Today, Portland has magically declared victory, claiming that municipal electricity use is 100% renewable. However, this is a blatant case of greenwashing. Portland is currently generating only 9 percent of its electricity from city-owned biogas and solar facilities. Another 15 percent is claimed from “green power” sold by Portland General Electric.
The remaining 76 percent of city use comes from a conventional mix of coal, gas, nuclear, and hydro. Portland then pretends to offset this by purchasing so-called “Renewable Energy Certificates” (RECs).

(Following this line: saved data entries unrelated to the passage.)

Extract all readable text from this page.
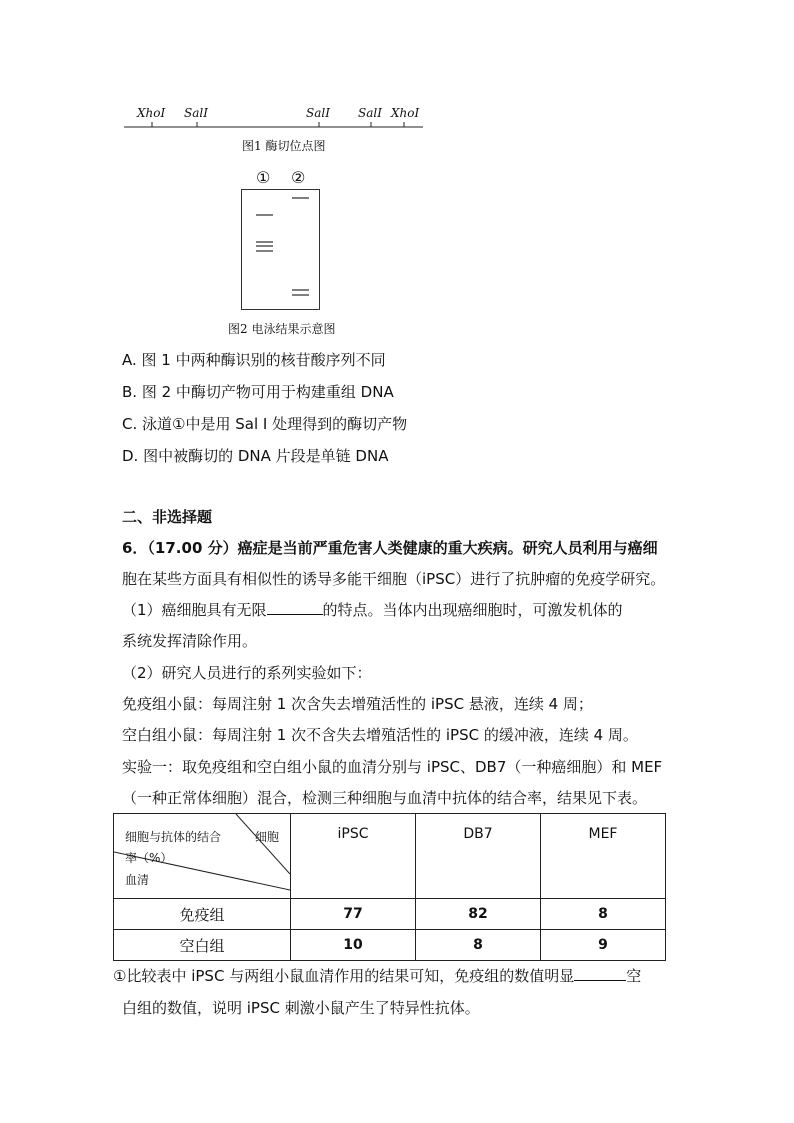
XhoⅠ SalⅠ	SalⅠ SalⅠ XhoⅠ
图1 酶切位点图
① ②
图2 电泳结果示意图
A. 图 1 中两种酶识别的核苷酸序列不同
B. 图 2 中酶切产物可用于构建重组 DNA
C. 泳道①中是用 Sal I 处理得到的酶切产物
D. 图中被酶切的 DNA 片段是单链 DNA
二、非选择题
6．（17.00 分）癌症是当前严重危害人类健康的重大疾病。研究人员利用与癌细
胞在某些方面具有相似性的诱导多能干细胞（iPSC）进行了抗肿瘤的免疫学研究。
（1）癌细胞具有无限	的特点。当体内出现癌细胞时，可激发机体的
系统发挥清除作用。
（2）研究人员进行的系列实验如下：
免疫组小鼠：每周注射 1 次含失去增殖活性的 iPSC 悬液，连续 4 周；
空白组小鼠：每周注射 1 次不含失去增殖活性的 iPSC 的缓冲液，连续 4 周。
实验一：取免疫组和空白组小鼠的血清分别与 iPSC、DB7（一种癌细胞）和 MEF
（一种正常体细胞）混合，检测三种细胞与血清中抗体的结合率，结果见下表。
细胞与抗体的结合
率（%）
细胞
血清	iPSC	DB7	MEF
免疫组	77	82	8
空白组	10	8	9
①比较表中 iPSC 与两组小鼠血清作用的结果可知，免疫组的数值明显	空
白组的数值，说明 iPSC 刺激小鼠产生了特异性抗体。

Unfortunately for consumers, an individual REC is not a unit of electricity; it is simply is a certificate claiming to represent the “environmental amenities” associated with one megawatt-hour of electricity generated by sources such as wind and solar. You cannot charge your phone or cook dinner with a pile of RECs because they don’t actually exist.
Last year, Portland spent $104,539 purchasing 74,671 RECs to create the image of 100 percent green power consumption. Every dollar spent buying those RECs was wasted money. Portland taxpayers should demand an end to this green power charade.
Allison Coleman is a Research Associate at Cascade Policy Institute, Oregon’s free market public policy research organization.